Artist and curator Aaron Hodges tackled the question last weekend at the “Façade” art exhibit at Place Pigalle in Hayes Valley:
“I am interested to see at what point does fine art and tattoo art intersect. And what are the similarities and differences in these two industries.”
Mostly local artists displayed their artwork at the show with the intent to invite viewers into their creative process.
Place Pigalle — usually a beer and wine bar — was transformed into an art gallery for a night with drawings, photographs, paintings and other tattoo-inspired media decked on the walls.

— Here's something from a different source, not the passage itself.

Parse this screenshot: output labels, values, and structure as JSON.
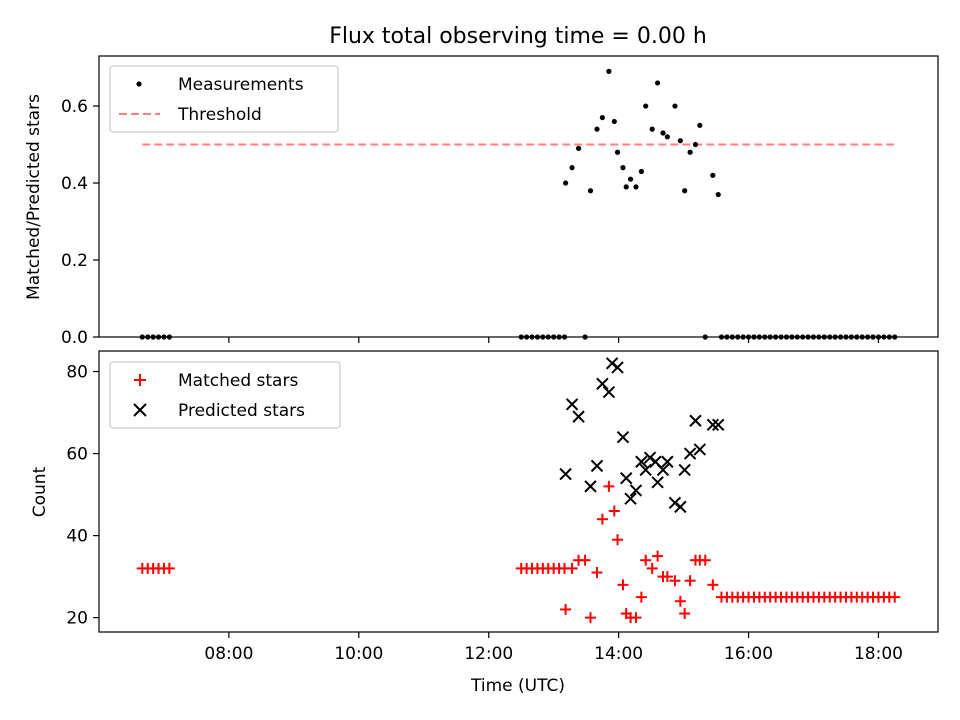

One of the works was a photo portrait of a tattooed beachgoer by Matthew Remer:
“I was visiting my hometown in Maryland and decided to do an impromptu photoshoot of people at the beach by my house. I brought my assistant with me so I could get the lighting just right.”
Juan Puente, a tattoo artist at Blackheart tattoo, had a beautiful latin-inspired drawing of a woman and a skull entitled “Pain and Love, which he describes as “cholo style.”
“It’s great to work with so many creative people,” Hodges said. “I was really excited to see everyone come together their own rendition of a façade.”
Gallery visitors like Anthony Smith were happy with what they saw:
“Tattooing is one of the oldest artforms on the planet. I’m happy to see it taken seriously.”